Phan explains that his “sushi philosophy is based on simplicity, harmony, and balance,” inspired by traditional sushiya in Japan. “Modern simplicity,” as he puts it. While not totally Edomae in style (how sushi was originally prepared during the 19th century using preserved fish sourced from around Tokyo Bay), patrons can expect “lots of Edomae influence and technique,” like the aging and curing of fish. Phan says that his rice is a special varietal from Japan that has never been used in the U.S., and before service he will season two separate batches with different blends of red vinegars. So, over the course of a meal, diners will experience nigiri built from two batches of rice, each seasoned separately to enhance the umami in specific fish. For example, sushi chefs sometimes season rice with more acidic vinegars when pairing with fatty fish in effort to balance the animal’s richness. This practice is quite common at top Tokyo sushiya, but very rare domestically.

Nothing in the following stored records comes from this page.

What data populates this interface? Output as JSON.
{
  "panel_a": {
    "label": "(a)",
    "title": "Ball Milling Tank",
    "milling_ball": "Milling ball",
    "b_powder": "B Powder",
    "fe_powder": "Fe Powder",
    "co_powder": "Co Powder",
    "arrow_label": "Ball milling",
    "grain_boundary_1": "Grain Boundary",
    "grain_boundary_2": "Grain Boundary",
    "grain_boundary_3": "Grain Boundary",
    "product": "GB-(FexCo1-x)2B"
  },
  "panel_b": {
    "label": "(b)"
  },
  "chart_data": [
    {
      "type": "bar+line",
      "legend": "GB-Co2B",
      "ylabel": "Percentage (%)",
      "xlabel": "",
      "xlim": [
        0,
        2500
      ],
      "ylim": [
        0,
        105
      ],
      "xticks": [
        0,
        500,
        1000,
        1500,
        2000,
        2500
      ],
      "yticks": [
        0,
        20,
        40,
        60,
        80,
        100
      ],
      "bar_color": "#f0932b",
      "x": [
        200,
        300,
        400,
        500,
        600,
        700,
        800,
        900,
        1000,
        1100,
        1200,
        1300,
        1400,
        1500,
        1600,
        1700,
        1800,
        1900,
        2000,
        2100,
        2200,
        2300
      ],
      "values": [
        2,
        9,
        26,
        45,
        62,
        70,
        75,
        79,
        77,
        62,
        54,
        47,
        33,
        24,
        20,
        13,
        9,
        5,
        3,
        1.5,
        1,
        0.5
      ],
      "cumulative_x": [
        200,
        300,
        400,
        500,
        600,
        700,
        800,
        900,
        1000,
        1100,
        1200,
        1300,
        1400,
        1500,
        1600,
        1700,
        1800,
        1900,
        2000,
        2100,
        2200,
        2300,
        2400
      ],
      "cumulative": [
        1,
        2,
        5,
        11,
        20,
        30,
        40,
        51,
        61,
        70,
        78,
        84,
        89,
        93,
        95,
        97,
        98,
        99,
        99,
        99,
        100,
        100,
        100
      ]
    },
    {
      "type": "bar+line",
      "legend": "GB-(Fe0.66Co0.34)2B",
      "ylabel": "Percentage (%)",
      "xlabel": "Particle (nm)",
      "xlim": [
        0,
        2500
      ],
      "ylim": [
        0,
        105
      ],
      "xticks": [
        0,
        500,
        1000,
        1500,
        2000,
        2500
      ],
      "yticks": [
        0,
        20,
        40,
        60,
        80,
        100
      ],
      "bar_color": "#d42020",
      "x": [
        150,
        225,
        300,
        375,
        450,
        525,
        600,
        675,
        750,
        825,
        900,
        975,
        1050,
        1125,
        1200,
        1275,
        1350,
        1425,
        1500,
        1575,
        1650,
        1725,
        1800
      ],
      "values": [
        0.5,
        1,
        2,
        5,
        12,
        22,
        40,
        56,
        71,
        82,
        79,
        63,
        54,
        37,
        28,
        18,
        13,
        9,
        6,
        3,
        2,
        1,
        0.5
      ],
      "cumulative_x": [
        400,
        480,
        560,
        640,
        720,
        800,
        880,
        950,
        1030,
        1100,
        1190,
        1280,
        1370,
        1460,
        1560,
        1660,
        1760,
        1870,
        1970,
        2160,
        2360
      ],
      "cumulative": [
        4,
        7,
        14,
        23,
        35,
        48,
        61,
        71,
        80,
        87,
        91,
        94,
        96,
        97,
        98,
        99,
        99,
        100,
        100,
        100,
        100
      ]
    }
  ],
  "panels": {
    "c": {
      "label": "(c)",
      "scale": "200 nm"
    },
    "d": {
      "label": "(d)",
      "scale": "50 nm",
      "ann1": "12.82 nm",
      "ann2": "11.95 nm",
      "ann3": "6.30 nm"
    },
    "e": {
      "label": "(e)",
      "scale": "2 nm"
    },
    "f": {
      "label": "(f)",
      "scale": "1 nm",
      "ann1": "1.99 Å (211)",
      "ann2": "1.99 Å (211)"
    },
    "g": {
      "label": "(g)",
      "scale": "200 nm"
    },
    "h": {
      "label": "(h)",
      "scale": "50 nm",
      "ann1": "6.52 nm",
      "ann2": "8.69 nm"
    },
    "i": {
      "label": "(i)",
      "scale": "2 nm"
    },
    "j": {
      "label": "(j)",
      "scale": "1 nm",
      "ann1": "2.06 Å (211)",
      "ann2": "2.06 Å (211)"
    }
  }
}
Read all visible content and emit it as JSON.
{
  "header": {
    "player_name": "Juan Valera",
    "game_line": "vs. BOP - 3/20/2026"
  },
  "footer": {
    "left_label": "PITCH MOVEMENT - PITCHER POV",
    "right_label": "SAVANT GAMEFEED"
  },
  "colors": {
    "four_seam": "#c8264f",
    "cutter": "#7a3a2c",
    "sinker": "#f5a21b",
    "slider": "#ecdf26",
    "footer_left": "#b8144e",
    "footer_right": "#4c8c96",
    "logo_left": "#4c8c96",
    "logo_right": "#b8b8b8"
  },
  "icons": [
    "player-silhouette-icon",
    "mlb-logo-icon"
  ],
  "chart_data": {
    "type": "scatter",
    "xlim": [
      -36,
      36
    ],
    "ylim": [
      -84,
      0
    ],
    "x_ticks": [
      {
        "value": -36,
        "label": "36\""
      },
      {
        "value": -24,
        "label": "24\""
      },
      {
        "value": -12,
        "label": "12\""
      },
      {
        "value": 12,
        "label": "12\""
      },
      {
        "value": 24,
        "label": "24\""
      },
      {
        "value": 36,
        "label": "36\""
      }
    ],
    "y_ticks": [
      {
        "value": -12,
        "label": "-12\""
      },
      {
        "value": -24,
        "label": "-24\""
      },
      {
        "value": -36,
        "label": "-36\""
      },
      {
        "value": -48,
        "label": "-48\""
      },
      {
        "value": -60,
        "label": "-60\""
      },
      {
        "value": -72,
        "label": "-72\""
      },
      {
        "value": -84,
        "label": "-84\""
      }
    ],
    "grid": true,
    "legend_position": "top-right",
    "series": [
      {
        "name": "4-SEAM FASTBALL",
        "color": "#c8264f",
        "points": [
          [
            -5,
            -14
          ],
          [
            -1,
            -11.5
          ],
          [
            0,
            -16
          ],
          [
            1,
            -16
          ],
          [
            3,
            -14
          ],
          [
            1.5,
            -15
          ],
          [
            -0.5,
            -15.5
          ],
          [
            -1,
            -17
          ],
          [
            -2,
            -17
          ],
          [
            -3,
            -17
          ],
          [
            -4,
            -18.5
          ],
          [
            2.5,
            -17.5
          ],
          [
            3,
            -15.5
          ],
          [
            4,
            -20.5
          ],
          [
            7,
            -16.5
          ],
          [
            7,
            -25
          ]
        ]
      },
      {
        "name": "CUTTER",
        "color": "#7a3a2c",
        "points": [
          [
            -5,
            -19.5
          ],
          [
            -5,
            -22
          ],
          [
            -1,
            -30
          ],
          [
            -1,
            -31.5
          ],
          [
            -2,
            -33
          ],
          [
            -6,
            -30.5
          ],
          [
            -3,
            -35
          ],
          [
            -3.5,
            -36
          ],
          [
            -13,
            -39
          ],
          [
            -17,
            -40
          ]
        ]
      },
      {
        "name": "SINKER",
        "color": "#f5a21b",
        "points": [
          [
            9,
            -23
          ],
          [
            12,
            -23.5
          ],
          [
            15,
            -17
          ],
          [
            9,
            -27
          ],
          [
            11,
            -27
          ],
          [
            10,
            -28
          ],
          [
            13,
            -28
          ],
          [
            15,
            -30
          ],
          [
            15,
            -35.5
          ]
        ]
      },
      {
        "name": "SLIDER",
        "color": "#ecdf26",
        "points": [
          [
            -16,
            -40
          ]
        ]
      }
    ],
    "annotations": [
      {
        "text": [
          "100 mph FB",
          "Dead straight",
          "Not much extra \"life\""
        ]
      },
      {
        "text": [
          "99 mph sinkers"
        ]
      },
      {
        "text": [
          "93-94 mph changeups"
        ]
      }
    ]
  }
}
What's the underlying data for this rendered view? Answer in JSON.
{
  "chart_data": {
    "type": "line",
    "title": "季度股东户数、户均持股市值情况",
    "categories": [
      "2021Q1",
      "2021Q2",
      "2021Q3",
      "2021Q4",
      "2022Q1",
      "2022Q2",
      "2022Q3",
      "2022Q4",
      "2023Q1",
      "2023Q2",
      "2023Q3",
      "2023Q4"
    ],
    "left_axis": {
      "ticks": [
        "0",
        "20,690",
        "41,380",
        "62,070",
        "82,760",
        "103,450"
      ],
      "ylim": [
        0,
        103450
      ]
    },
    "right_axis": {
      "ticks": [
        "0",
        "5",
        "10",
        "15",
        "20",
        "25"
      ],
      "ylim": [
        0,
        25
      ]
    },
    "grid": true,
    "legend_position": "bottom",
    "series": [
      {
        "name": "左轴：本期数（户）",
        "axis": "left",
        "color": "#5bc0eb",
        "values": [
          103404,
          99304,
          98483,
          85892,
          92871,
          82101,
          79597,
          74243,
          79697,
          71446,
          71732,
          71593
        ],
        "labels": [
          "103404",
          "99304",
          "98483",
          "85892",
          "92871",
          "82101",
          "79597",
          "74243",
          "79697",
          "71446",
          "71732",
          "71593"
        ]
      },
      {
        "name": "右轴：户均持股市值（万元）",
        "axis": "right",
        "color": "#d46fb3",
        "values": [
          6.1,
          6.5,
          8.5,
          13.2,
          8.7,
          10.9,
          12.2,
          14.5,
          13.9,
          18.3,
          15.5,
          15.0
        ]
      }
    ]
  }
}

Phan will source about 80 percent of his fish from Japan, with the rest coming from the east and west coasts. Down the line, Phan plans to offer casual lunch, with a menu consisting of donburi bowls ranging from $15 to $40. In terms of beverages, think a short list of sake, beer, and grape wine. Guests will also have the option of a sake pairing.
Phan’s Chicago debut marks an exciting addition to the Chicago dining scene. In a city rife with pricey tasting menus, one of the biggest dining voids is the lack of high-quality sushi. And with tall ambitions, Phan hopes his sushiya will eventually earn two Michelin stars.